Soal PPN 12 persen: Politikus PAN: Jangan Saling Menyalahkan

LIPUTAN.CO.ID, Jakarta – Ketua Komisi VII DPR RI Saleh Partaonan Daulay menilai pemberlakuan kenaikan PPN dari 11 persen ke 12 persen semestinya tidak mengundang pihak mana pun untuk saling menyalahkan.

Apalagi, PDI Perjuangan yang menurut Saleh, dari awal mendukung, malah sekarang paling kritis dan meminta PPN 12 persen dibatalkan. Pertanyaannya, kenapa kebijakan ini diminta dibatalkan di saat sudah mau diimplementasikan?

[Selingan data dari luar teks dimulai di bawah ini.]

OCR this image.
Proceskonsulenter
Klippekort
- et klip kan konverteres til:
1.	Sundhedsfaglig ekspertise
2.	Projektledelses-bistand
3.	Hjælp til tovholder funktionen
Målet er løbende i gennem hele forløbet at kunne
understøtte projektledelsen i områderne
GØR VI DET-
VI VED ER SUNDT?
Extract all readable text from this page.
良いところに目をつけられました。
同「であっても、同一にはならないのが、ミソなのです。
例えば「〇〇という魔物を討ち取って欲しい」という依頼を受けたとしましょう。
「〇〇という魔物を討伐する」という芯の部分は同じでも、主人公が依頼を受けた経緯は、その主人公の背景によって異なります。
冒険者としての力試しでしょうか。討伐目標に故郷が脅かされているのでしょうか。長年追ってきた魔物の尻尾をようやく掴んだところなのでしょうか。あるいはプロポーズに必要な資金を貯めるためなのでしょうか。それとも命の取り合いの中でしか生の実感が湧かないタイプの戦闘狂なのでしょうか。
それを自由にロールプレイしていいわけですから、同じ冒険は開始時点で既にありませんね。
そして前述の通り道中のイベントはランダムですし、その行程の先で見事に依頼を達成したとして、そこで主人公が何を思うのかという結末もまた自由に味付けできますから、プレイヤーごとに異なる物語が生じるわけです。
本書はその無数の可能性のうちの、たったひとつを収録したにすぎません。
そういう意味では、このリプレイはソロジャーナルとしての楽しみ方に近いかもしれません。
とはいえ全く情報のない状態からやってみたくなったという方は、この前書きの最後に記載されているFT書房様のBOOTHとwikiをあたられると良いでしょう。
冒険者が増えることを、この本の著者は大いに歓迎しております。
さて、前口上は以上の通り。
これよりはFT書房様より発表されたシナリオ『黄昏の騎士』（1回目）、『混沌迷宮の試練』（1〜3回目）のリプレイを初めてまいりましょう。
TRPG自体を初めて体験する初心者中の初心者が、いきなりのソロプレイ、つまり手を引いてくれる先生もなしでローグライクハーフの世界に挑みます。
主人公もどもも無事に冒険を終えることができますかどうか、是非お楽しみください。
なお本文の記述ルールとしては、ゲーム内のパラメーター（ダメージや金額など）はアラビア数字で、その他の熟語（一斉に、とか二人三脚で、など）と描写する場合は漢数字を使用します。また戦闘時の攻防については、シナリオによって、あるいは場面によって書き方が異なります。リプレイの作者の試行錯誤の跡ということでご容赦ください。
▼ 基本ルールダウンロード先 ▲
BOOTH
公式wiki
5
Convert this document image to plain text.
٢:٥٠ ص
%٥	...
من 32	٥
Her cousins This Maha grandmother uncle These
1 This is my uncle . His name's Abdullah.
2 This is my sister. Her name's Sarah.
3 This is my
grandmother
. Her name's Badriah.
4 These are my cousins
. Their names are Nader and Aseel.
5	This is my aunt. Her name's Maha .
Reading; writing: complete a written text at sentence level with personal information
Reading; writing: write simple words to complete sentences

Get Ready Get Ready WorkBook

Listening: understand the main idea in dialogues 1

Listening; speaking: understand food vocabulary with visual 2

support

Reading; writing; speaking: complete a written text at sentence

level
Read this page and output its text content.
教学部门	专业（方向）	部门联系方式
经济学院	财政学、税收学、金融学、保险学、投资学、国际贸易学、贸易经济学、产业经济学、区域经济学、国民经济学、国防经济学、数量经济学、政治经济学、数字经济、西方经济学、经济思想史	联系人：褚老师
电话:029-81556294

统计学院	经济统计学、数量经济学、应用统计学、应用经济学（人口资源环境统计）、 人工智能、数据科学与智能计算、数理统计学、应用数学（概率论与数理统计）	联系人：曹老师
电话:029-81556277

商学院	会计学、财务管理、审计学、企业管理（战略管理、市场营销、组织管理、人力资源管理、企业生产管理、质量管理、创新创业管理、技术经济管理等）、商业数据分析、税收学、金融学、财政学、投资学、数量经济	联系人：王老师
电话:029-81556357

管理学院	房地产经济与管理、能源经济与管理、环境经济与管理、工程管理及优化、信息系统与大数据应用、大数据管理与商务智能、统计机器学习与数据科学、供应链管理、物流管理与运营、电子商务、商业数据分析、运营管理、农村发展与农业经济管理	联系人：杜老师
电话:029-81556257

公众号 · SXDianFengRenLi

Anggota DPR RI Dapil Sumut II itu mempertanyakan, apakah pada saat pembahasan Undang-Undang Nomor 7 Tahun 2021 atau UU tentang Harmonisasi Peraturan Perpajakan (HPP) hal ini tidak terpikirkan?

“Berpolitik itu mesti konsisten. Kalau dulu mendukung, ya sekarang mestinya juga mendukung. Kalau ada yang dinilai perlu diperbaiki, silahkan ajak para pihak untuk mendiskusikannya. Cari solusi terbaik untuk kepentingan rakyat,” kata Saleh, Selasa (24/12/2024).

“Kalau saya lihat, PDI Perjuangan ini tidak mau terlibat lagi. Itulah sebabnya mengeritik dan menolak. Ada kesan mencari simpati dan citra positif dari masyarakat,” kata politikus PAN itu.

Padahal, lanjutnya, kebijakan ini dulu didukung. Bahkan, sudah diatur timeline untuk implementasinya. “Nah, waktunya sudah tiba. Sebagai sebuah ketentuan undang-undang, itu harus dilaksanakan. Presiden kan disumpah untuk menjalankan seluruh aturan perundang-undangan,” jelasnya.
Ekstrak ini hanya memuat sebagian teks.